Bill Scullon, a wildlife biologist and bat expert with the Michigan Department of Natural Resources Norway office, said the disease has recently been identified in northern long-beard bats living in the abandoned Seneca Mine and Cliff Mine shafts in Keweenaw County, and that bats from Ontonagon County are being tested.

The disease has already been confirmed in Dickinson County.

Scullon said the disease can spread quickly among cave- and mine-dwelling bats, and that tri-colored bats, big brown bats, and little brown bats – the little brown bats are about 95 percent of the Copper Country population – are also threatened by the outbreak, which researchers fear could cause some species to go extinct in the lower 48 states.

“Continental extinction for the little brown bat is entirely plausible,” Scullon said. “As of right now there’s a petition for the northern long-beard to be changed into an endangered species in October.”

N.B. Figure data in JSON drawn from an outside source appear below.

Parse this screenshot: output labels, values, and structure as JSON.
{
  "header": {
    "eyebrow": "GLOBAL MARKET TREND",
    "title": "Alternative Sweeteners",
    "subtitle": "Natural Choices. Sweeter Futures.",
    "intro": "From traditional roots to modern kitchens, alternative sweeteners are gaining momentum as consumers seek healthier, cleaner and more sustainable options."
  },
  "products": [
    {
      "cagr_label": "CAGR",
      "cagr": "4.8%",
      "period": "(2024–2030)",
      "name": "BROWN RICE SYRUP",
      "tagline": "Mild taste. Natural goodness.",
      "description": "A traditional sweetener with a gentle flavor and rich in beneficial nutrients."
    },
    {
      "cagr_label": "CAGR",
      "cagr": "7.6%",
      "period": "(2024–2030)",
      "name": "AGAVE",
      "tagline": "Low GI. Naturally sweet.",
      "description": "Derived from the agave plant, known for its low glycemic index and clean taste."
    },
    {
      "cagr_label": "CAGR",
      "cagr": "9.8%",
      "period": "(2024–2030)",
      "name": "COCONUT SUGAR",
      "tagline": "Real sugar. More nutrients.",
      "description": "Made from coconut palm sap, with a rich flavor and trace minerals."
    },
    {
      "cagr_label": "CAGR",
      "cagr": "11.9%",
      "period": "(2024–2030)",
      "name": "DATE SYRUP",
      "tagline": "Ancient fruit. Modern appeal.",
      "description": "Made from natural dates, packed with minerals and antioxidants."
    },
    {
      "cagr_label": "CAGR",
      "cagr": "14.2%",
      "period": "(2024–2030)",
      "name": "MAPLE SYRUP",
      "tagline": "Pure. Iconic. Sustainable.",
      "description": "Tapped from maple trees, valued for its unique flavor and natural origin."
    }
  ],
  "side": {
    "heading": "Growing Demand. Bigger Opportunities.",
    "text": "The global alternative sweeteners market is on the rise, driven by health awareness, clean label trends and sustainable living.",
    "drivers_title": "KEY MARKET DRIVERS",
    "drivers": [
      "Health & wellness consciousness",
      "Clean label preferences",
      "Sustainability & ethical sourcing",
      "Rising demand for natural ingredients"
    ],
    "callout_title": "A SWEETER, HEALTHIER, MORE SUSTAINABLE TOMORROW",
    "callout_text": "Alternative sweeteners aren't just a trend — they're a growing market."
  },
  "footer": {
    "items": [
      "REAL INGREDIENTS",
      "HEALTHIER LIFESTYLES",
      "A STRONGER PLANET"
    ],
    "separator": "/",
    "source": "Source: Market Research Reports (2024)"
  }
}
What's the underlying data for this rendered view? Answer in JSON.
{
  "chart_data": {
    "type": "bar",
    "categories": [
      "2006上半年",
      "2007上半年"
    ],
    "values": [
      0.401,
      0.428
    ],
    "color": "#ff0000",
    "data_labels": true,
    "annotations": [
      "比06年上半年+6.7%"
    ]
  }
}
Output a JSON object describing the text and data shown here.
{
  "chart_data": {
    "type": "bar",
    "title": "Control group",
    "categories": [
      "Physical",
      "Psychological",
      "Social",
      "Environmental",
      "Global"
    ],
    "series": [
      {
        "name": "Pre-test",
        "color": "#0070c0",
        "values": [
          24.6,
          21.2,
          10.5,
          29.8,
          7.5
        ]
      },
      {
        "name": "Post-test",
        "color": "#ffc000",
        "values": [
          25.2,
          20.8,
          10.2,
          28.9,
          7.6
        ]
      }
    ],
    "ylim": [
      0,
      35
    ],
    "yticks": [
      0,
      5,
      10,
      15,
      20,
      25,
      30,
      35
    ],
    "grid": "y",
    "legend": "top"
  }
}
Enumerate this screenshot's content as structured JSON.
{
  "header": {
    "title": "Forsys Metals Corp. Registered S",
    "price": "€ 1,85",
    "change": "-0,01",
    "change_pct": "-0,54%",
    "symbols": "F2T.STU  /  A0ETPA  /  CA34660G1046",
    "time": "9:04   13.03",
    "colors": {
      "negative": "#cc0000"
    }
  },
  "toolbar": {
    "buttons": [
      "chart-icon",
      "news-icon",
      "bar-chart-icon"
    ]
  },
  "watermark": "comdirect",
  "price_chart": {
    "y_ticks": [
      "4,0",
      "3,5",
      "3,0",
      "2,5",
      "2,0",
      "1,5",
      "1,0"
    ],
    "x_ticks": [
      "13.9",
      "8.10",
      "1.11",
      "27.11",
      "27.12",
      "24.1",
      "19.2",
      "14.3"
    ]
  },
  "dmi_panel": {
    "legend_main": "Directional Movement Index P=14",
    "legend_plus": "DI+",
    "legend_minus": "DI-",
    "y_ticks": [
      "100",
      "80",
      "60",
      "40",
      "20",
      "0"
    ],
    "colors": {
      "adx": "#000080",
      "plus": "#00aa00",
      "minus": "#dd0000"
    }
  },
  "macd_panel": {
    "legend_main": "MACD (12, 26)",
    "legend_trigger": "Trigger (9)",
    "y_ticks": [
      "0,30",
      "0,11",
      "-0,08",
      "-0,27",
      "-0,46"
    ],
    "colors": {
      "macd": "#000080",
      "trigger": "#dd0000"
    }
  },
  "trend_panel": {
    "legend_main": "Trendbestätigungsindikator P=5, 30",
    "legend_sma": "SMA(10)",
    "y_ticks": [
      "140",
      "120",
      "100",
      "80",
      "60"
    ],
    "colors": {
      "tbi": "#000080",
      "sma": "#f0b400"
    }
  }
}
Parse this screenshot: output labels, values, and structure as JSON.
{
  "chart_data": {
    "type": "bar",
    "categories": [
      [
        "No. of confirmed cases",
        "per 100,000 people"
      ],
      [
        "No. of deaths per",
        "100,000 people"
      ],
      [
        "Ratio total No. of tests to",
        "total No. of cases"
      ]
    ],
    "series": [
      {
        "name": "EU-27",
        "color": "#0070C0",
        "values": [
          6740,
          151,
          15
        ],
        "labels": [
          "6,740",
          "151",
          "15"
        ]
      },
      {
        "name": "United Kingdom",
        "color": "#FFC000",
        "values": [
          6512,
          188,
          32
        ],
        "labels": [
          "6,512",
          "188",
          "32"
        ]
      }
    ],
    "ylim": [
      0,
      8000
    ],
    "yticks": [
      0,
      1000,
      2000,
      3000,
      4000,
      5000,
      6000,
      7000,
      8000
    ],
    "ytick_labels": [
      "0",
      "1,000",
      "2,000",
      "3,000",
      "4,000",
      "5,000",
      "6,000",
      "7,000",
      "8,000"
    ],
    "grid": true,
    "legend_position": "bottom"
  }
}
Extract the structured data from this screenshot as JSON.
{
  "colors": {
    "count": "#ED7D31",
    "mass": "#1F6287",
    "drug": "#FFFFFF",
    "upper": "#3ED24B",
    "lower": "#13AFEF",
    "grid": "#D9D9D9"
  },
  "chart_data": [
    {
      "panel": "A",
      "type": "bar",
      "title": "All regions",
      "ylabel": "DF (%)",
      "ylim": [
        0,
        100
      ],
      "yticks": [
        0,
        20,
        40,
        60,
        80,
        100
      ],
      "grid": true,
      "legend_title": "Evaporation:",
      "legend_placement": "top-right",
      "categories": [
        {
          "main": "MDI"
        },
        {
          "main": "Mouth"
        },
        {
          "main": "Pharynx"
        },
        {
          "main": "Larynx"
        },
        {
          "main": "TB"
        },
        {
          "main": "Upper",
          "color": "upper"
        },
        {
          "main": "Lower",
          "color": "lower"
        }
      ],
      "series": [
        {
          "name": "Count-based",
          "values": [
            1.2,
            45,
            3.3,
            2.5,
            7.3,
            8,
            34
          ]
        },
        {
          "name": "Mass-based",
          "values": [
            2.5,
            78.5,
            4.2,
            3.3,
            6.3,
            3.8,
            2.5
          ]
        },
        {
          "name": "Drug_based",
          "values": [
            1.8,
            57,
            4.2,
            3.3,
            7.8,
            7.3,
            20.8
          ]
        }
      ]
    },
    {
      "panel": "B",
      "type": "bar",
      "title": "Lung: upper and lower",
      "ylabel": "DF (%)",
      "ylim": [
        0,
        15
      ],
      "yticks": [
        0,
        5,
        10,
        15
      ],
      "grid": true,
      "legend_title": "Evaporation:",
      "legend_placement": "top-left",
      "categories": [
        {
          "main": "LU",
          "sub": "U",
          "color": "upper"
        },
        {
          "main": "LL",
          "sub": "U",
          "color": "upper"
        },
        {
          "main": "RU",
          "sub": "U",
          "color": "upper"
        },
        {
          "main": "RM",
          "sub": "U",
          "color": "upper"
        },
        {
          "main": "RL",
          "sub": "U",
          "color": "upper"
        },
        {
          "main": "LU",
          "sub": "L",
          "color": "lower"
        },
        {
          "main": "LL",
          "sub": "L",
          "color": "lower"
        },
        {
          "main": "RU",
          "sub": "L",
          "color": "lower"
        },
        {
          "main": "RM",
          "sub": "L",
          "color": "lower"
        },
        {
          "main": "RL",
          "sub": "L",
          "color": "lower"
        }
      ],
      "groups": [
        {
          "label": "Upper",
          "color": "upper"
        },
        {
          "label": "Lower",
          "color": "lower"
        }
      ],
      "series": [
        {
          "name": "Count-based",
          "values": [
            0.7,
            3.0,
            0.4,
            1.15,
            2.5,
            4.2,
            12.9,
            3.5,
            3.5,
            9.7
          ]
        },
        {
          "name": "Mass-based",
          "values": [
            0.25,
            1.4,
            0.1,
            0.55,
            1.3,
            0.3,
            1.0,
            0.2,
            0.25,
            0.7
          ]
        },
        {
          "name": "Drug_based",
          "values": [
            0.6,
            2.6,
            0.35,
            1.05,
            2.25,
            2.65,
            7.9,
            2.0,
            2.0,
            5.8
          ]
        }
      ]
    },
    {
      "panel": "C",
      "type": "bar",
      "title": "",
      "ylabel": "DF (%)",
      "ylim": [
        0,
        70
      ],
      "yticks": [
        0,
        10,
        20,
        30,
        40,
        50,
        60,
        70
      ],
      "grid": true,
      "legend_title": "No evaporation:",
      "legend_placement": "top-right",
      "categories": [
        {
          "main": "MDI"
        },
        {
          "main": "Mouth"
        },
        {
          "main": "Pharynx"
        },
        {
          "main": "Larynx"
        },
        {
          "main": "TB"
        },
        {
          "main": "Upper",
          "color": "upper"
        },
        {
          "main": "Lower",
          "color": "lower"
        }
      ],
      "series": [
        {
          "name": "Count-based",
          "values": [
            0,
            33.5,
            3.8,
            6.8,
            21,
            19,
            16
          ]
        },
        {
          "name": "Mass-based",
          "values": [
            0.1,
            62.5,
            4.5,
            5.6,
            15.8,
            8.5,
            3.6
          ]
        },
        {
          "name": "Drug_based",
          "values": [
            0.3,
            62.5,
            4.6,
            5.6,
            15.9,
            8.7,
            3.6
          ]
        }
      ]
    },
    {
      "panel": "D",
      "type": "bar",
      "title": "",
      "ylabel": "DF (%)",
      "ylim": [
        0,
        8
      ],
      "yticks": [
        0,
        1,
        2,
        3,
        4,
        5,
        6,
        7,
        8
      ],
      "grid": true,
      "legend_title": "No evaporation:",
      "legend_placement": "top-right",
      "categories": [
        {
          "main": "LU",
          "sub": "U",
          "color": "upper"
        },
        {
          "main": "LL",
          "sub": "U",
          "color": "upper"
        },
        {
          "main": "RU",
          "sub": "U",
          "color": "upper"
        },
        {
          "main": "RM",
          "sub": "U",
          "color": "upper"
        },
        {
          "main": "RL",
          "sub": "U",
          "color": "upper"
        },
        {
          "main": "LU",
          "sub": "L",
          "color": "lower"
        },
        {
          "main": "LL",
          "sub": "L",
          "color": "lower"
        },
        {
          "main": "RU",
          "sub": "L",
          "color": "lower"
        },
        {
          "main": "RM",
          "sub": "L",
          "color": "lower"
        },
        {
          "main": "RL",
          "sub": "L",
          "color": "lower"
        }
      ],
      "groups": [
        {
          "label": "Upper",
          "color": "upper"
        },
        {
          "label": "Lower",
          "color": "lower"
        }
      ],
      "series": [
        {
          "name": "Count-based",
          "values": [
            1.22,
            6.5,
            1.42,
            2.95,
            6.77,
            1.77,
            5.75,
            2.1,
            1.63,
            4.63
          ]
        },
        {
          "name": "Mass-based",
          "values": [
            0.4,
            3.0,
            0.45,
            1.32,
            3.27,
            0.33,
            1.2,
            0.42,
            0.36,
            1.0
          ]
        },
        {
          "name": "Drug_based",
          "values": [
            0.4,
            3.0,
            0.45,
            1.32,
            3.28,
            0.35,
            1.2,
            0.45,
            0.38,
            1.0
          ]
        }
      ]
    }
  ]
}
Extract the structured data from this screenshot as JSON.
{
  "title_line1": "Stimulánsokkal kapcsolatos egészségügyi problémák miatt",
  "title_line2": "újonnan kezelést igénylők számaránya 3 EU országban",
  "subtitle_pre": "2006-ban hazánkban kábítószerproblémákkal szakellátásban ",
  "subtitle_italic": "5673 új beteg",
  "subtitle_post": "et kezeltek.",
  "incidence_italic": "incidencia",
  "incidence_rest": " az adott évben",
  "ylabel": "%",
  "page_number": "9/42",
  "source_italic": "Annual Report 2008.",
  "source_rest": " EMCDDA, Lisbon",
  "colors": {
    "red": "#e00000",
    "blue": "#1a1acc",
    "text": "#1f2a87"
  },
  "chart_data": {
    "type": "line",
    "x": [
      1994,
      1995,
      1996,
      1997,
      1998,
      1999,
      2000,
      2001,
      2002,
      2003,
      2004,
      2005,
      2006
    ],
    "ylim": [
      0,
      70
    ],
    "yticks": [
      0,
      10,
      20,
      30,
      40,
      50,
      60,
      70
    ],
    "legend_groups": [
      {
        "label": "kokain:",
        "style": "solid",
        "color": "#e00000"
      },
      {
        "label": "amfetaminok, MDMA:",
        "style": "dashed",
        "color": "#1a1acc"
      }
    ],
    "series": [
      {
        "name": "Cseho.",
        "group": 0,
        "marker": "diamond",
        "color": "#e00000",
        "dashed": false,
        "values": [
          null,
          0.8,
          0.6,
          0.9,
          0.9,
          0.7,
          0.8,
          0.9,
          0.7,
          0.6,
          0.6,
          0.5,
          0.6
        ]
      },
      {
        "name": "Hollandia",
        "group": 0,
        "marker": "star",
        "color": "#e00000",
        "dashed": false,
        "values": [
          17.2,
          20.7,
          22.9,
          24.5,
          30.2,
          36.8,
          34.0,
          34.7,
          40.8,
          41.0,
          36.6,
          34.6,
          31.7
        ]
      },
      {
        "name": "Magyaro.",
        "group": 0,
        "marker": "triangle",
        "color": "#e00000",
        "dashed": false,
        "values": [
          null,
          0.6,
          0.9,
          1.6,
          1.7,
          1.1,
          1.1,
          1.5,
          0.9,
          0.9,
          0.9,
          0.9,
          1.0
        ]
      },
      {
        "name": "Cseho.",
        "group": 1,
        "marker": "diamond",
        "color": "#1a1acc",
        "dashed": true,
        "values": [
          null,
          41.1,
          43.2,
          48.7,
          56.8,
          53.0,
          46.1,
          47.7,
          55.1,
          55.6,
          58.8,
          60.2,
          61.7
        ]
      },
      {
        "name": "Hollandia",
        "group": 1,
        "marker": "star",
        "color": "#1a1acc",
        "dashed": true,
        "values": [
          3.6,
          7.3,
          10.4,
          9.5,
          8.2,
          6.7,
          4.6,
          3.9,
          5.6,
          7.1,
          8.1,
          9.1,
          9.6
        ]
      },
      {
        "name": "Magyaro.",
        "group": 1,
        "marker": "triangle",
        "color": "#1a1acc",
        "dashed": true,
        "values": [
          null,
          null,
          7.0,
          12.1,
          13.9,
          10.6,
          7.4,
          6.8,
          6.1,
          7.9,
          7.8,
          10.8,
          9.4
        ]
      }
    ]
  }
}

White nose is a fungus that grows on bats’ noses, wings and skin. Scullon said the irritation from the fungus wakes bats up from hibernation, costing them valuable energy. They often die emerging from caves and mines to find food while it’s still too cold, though they sometimes survive for over a year after contracting the disease.

Scullon said white nose has been spreading rapidly since it was first noted in New York state in 2006, and has now been identified in 26 states and five Canadian provinces. He said an estimated seven million bats died from white nose in 2011, and the first states where white nose was identified have showed a 95 percent population decline.

“That’s what we can anticipate,” he said.

Scullon said bats are the primary night-time insect predator in Michigan, and while this summer’s large number of mosquitos is likely due mainly to a wetter than normal spring, a bat die-off will likely lead to more insects, more chemicals to control them, and huge costs to farmers. He quoted a 2011 study that estimated the value of bats’ predation to agriculture at between $528 million and $1.2 billion annually, or about $74 per acre.

Matt Portfleet, owner of the Adventure Mine in Mass City, offers tours of the mine while doing his best to protect the estimated 35,000 bats that live there.

The mine – like many in the region – has bat-friendly gates to let them in and out of the shafts safely, and for the last four years has screened customers to see if they’ve been in any other bat habitats, asking them to change clothes if necessary.

“We’re doing everything we can to keep it out. But once it’s in the mine, there’s nothing they can do to stop it,” he said.

Customers tend to be understanding of any inconvenience, he said, noting that “A lot of people aren’t fond of them and don’t want to be next to them, but it’s rare that people actually don’t like them.”

Portfleet hasn’t yet noticed a decline in bat numbers.